Pagination and Streaming
Copy MarkdownMilvex exposes two pagination shapes. Choose explicitly based on your use case.
Shallow paging — :offset + :limit
Use for paged UI scrolling (page-1, page-2, page-3). Available on
Milvex.search/4, Milvex.hybrid_search/5, and Milvex.query/4. Bounded by
the Milvus server-side hard cap: offset + limit <= 16384 per request.
{:ok, page} =
Milvex.search(conn, "movies", [embedding],
vector_field: "embedding",
top_k: 20,
offset: 40
)
{:ok, page} =
Milvex.query(conn, "movies", "year > 2000",
output_fields: ["id", "title"],
limit: 50,
offset: 100
)Going over the cap returns {:error, %Milvex.Errors.Invalid{}} with a clear
message — milvex enforces this client-side, before any RPC round-trip.

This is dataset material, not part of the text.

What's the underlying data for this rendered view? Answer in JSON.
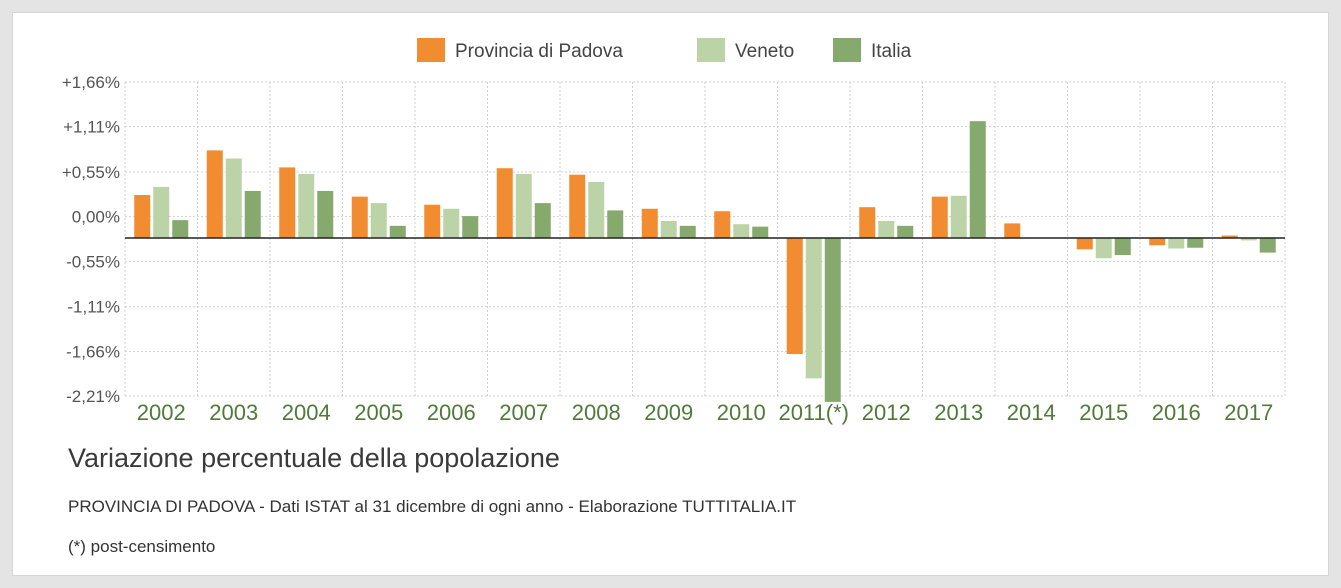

Deep streaming — search_stream/4, query_stream/4
Use for full-collection scans, batch processing, ML pipelines. Backed by
Milvus's server-side iterator (no offset, no cap, MVCC-pinned snapshot via
session_ts).
Milvex.search_stream(conn, "movies", embedding,
vector_field: "embedding",
filter: "year > 2000",
batch_size: 1_000
)
|> Stream.take(10_000)
|> Enum.to_list()
Milvex.query_stream(conn, "movies", "year > 2000",
output_fields: ["id", "title", "year"],
batch_size: 1_000
)
|> Stream.filter(&(&1["year"] > 2010))
|> Enum.count()Constraints
Iterator mode supports a single vector only. Multi-vector or named-query
input raises Milvex.Errors.Invalid. Use search/4 with :offset/:top_k
for those cases.
Requires Milvus >= 2.4. Older servers raise on the first batch with a clear upgrade hint.
Errors
Errors raise from inside the stream — same convention as File.stream!/1,
IO.stream/2, and Postgrex cursors. Wrap Enum.to_list/1 or
Stream.run/1 in a try if you want to recover.

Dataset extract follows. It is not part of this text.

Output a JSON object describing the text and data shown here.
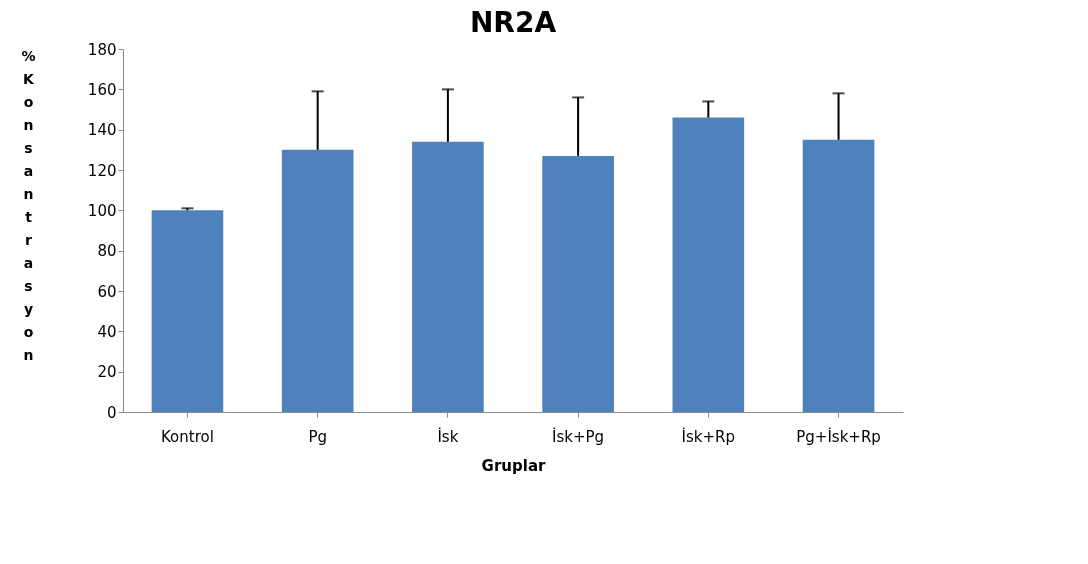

Multiple passes over the same data
Stream.cycle/1, Stream.zip/2, or running the same stream value twice
through Enum.to_list/1 issues independent RPC sequences with different
session_ts pins — and roughly doubles the network traffic. If you need
multiple passes over a single MVCC snapshot, materialize once with
Enum.to_list/1 and then re-iterate the resulting list.
rows =
Milvex.query_stream(conn, "movies", "year > 2000", batch_size: 1_000)
|> Enum.to_list()
by_year = Enum.group_by(rows, & &1["year"])

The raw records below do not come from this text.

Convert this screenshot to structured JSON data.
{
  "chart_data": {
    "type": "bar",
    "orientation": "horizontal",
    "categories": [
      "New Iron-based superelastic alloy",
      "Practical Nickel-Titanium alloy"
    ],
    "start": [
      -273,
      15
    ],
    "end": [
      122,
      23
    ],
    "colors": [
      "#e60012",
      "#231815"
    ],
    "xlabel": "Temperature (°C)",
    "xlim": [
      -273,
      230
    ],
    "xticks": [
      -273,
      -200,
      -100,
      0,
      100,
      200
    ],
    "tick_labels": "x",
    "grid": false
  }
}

titles = Enum.map(rows, & &1["title"])Why no hybrid_search_stream
Milvus's server-side iterator does not support sub-requests with reranking.
There is no hybrid_search_stream/5 and no plan to add one. For deep
pagination on hybrid search, narrow the query with stricter filters or batch
the rerank yourself by combining results from multiple search_stream/4
runs.